Just two days ago, vegan blogger Quarrygirl (who has won awards for exposing restaurants that lie about ingredients) broke the news that VegNews, the most popular magazine for vegetarians/vegans in existence, was publishing pictures of non-vegan food alongside vegan recipes. VegNews has been confronted with hard proof, will not apologize to readers, and has denied the facts. The entire appalling story can be read
here.
I am a former co-owner of a vegan business and know firsthand that VegNews' bad behavior isn't limited to Photoshop tricks and comment deletion. For years, I was a VegNews advertiser, and they treated my business partner and I like garbage. Were it not for the magazine's popularity, I would have pulled advertising the first time they disrespected me, but in such a small community with a limited number of publications, it's not like I had much of a choice.
Once VegNews realized I wasn't going to upgrade to a larger/more prominent (read: VERY EXPENSIVE) ad space, I suddenly didn't register on their radar. The person who handled our advertising account was really nice, but the editorial staff were a bunch of arrogant snobs.
Read some back issues of VegNews and you'll eventually notice certain VN writers dropping the names of certain veg*n businesses in pieces that aren't necessarily relevant to the business - they're ALWAYS bigger advertisers. Rewarding the biggest accounts with editorial brown-nosing may not be completely illegal, but it is definitely unethical, and those businesses don't need the coverage. Struggling ones do. VegNews is aware of this and does not care.
I noticed some blatant factual errors in a fashion-centric issue, and wrote to VegNews explaining that such-and-such products aren't vegan/were made in sweatshops/are made by a corporation that profits from the fur trade/etc. I asked them to retract this information, since they were presenting unethical and/or non-vegan products as suitable for vegans. They ignored my letter, and declined my subsequent offer to write future fashion articles (I know more about fashion than their entire staff ever will), even though I was far more qualified than the hacks who hadn't even bothered to fact-check their work (I'd previously been published in now-defunct Herbivore Magazine). They later encouraged buying shoes from Payless, and ignored my letter explaining that Payless pirates designs, uses sweatshops (one of which was so abusive the Chinese government actually bothered to shut it down), was transitioning to all-leather uppers, and does not make shoes that are healthy for consumers or safe for the environment.
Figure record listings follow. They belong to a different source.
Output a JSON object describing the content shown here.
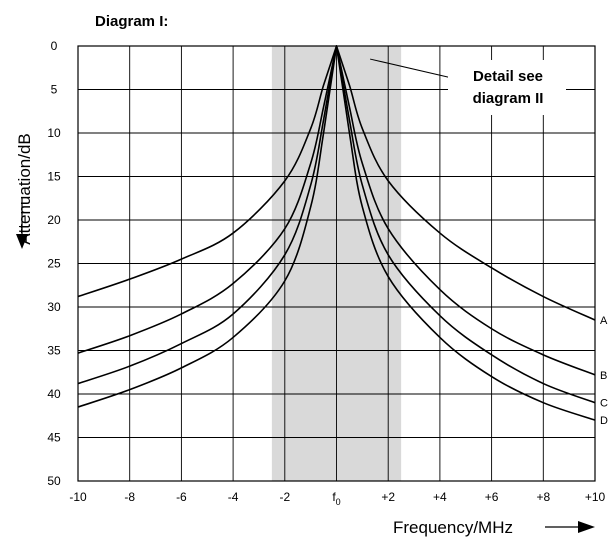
{
  "chart_data": {
    "type": "line",
    "title": "Diagram I:",
    "xlabel": "Frequency/MHz",
    "ylabel": "Attenuation/dB",
    "xlim": [
      -10,
      10
    ],
    "ylim": [
      0,
      50
    ],
    "y_inverted": true,
    "grid": true,
    "x_ticks": [
      {
        "value": -10,
        "label": "-10"
      },
      {
        "value": -8,
        "label": "-8"
      },
      {
        "value": -6,
        "label": "-6"
      },
      {
        "value": -4,
        "label": "-4"
      },
      {
        "value": -2,
        "label": "-2"
      },
      {
        "value": 0,
        "label": "f",
        "sub": "0"
      },
      {
        "value": 2,
        "label": "+2"
      },
      {
        "value": 4,
        "label": "+4"
      },
      {
        "value": 6,
        "label": "+6"
      },
      {
        "value": 8,
        "label": "+8"
      },
      {
        "value": 10,
        "label": "+10"
      }
    ],
    "y_ticks": [
      {
        "value": 0,
        "label": "0"
      },
      {
        "value": 5,
        "label": "5"
      },
      {
        "value": 10,
        "label": "10"
      },
      {
        "value": 15,
        "label": "15"
      },
      {
        "value": 20,
        "label": "20"
      },
      {
        "value": 25,
        "label": "25"
      },
      {
        "value": 30,
        "label": "30"
      },
      {
        "value": 35,
        "label": "35"
      },
      {
        "value": 40,
        "label": "40"
      },
      {
        "value": 45,
        "label": "45"
      },
      {
        "value": 50,
        "label": "50"
      }
    ],
    "shaded_band": {
      "x_from": -2.5,
      "x_to": 2.5,
      "color": "#d9d9d9"
    },
    "annotation": {
      "lines": [
        "Detail see",
        "diagram II"
      ],
      "points_to": {
        "x": 1.3,
        "y": 1.5
      }
    },
    "series": [
      {
        "name": "A",
        "x": [
          -10,
          -8,
          -6,
          -4,
          -2,
          -1,
          -0.5,
          0,
          0.5,
          1,
          2,
          4,
          6,
          8,
          10
        ],
        "y": [
          28.8,
          26.8,
          24.5,
          21.5,
          15.5,
          9.5,
          4.5,
          0,
          4.5,
          9.5,
          15.5,
          21.5,
          25.5,
          28.8,
          31.5
        ]
      },
      {
        "name": "B",
        "x": [
          -10,
          -8,
          -6,
          -4,
          -2,
          -1,
          -0.5,
          0,
          0.5,
          1,
          2,
          4,
          6,
          8,
          10
        ],
        "y": [
          35.3,
          33.3,
          30.8,
          27.3,
          21.0,
          13.5,
          7.0,
          0,
          7.0,
          13.5,
          21.0,
          28.0,
          32.5,
          35.5,
          37.8
        ]
      },
      {
        "name": "C",
        "x": [
          -10,
          -8,
          -6,
          -4,
          -2,
          -1,
          -0.5,
          0,
          0.5,
          1,
          2,
          4,
          6,
          8,
          10
        ],
        "y": [
          38.8,
          36.8,
          34.2,
          30.8,
          24.0,
          16.0,
          8.5,
          0,
          8.5,
          16.0,
          24.0,
          31.0,
          35.5,
          38.8,
          41.0
        ]
      },
      {
        "name": "D",
        "x": [
          -10,
          -8,
          -6,
          -4,
          -2,
          -1,
          -0.5,
          0,
          0.5,
          1,
          2,
          4,
          6,
          8,
          10
        ],
        "y": [
          41.5,
          39.5,
          37.0,
          33.5,
          27.0,
          18.5,
          10.0,
          0,
          10.0,
          18.5,
          26.5,
          33.5,
          38.0,
          41.0,
          43.0
        ]
      }
    ]
  }
}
One VegNews editorial advised readers to have a "buy nothing" Christmas. How, exactly, do they expect vegan businesses (i.e. their advertisers!) to stay open with no support? And how do they expect vegan-friendly businesses to stay vegan-friendly if no one is buying vegan products? We spent extra money on advertising in the annual holiday gift guides, hoping for higher sales, but their "stop buying" editorial nearly killed us that year. They should have advised readers to support ethical businesses instead, but disregarded our suggestion that they do so and refused to print a retraction.
VegNews ruined a big announcement after I specifically asked them to tell no one. Theypromised to drop in when they came to town for a special event, but didn't - more than once - even though they habitually came to the vegan restaurant next door every time they were in town for the occasion. Last year was the worst. They came to our city and made a big fuss over visiting "every" vegan business in the area - EXCEPT MINE - and didn't respond when I asked them why I'd been snubbed. (Distance was not the issue - we were in the dead center of the simplest possible route to all the other places, and they were well aware that we'd moved. It was a deliberate snub.)
Oh, and here's the nastiest part: VegNews promised us increased sales from a specific online/print ad package, but we NEVER saw an increase in sales from it, and we're pretty sure they falsified the click-through numbers they claimed we were receiving, since our online sales records indicated NO click-throughs from VegNews or VegWeb. We spent roughly $20,000 on advertising with VegNews and NEVER made it back in sales, despite their promises to us.
I'll be surprised if the Photoshopped-meat scandal doesn't ruin them, but if it doesn't, DO NOT advertise with this magazine. They lied to me and to their readers, and they will lie to you too.